Никто не увидел белой вспышки, когда маленький мальчик исчез из дома № 4 по Прайвет Драйв сквозь скрывающие чары, наложенные на крошечный шкаф. И никто не услышал треск, который он издал, исчезая вокруг заклинания молчания, которое он неосознанно наложил. И поскольку он ушел добровольно, никто не поднял тревогу, никто не знал, что мальчик ушел.
Северус Снейп только что произнес заклинание "evanesco" на котел, в котором он варил свою последнюю кашу. Он не был уверен, что это могло сделать, но это точно ничего не сделало бы для оборотня, разве что, возможно, сделало бы его шерсть розовой.
Он повернулся и выронил оловянную палочку для размешивания, которую держал в руке, от громкого треска и вспышки белого света, на долю секунды вспыхнувшего позади него. Это не было похоже на шум домового эльфа, и никто другой не смог бы аппарировать в Хогвартс или выгнать из него.
Он упал на одно колено перед истекающим кровью и сильно избитым ребенком, появившимся в его лаборатории.
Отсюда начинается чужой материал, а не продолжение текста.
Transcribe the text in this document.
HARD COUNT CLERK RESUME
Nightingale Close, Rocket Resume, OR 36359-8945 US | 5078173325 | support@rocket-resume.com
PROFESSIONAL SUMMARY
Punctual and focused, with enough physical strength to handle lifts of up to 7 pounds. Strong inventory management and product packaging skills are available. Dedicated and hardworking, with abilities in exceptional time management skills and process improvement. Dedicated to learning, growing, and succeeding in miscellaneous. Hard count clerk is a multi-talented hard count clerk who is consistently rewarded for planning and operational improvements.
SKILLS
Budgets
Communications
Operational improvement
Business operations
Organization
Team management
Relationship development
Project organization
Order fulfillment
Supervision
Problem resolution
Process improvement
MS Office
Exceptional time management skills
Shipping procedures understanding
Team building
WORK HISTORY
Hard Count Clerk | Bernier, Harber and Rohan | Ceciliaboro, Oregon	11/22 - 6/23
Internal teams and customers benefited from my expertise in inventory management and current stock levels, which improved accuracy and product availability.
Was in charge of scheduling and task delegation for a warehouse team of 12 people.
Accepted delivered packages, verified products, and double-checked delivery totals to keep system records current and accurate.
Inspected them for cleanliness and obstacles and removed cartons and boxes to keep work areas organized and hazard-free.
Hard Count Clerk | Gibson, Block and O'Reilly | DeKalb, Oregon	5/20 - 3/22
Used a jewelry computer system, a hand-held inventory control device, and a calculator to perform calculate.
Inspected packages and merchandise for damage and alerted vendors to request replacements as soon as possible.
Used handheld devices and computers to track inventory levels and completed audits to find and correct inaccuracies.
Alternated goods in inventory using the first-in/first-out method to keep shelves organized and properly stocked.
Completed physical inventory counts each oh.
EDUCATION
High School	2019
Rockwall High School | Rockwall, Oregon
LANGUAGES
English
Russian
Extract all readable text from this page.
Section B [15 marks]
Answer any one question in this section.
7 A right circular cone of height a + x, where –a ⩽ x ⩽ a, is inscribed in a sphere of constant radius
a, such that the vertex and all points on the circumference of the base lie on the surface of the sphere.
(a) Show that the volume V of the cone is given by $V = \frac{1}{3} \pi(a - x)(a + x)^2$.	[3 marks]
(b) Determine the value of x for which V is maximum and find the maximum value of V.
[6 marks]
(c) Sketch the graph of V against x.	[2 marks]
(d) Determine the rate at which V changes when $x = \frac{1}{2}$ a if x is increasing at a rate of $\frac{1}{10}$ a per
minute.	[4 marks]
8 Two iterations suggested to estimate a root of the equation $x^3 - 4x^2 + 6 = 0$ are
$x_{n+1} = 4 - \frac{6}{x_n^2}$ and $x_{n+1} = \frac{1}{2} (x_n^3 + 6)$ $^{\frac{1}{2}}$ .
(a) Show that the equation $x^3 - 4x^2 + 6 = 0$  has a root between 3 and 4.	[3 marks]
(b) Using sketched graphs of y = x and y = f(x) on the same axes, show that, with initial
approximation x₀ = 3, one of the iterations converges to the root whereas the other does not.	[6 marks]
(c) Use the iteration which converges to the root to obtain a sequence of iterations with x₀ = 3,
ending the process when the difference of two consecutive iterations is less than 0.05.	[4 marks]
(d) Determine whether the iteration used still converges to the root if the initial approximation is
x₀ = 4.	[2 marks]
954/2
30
Бедный ребенок держал в руках очень грязное одеяльце, которое выглядело так, будто когда-то было голубым, а теперь стало грязно-серым и коричневым. От ребенка воняло так, словно его не переодевали несколько дней и не купали несколько месяцев. Северус с первого взгляда определил, что правая рука и, возможно, левая нога сломаны, а из сотен мелких порезов малыша текла кровь, многие из которых были покрыты мелкими острыми осколками стекла, видимыми в мерцающем свете факела.
Он протянул руку, и ребенок вздрогнул; на его лице появилось настороженное выражение страха. "Я не причиню тебе вреда, я просто хочу помочь тебе. Мне нужно поднять тебя, чтобы помочь тебе. Я постараюсь не причинить тебе вреда, но я должен перенести тебя отсюда". Он говорил мягко и успокаивающе, осторожно и медленно приближаясь к испуганному ребенку. По росту ребенка он догадался, что малышу около двух лет, возможно, месяц или два, но не больше. А у него не было абсолютно никакого опыта общения с детьми младше одиннадцати лет. Я один в замке; здесь никого не будет еще три недели, кроме Хагрида, а он ничем не поможет. Что ж, ничего другого я сделать не могу, придется заботиться о нем самому".
Он продолжал мягко и спокойно разговаривать с ребенком, продвигаясь вперед, ожидая, когда паника и страх покинут лицо малыша. Наконец он протянул руку и осторожно коснулся одного плеча. Ребенок непроизвольно вздрогнул, но остался спокойным и позволил продолжить контакт. "Это хорошо, дитя, ну, я даже не знаю, мальчик ты или девочка, я полагаю, ты еще не очень много говоришь. Ты ведь не можешь рассказать мне, как ты оказался так ранен, или даже как тебя зовут, не так ли, дитя?"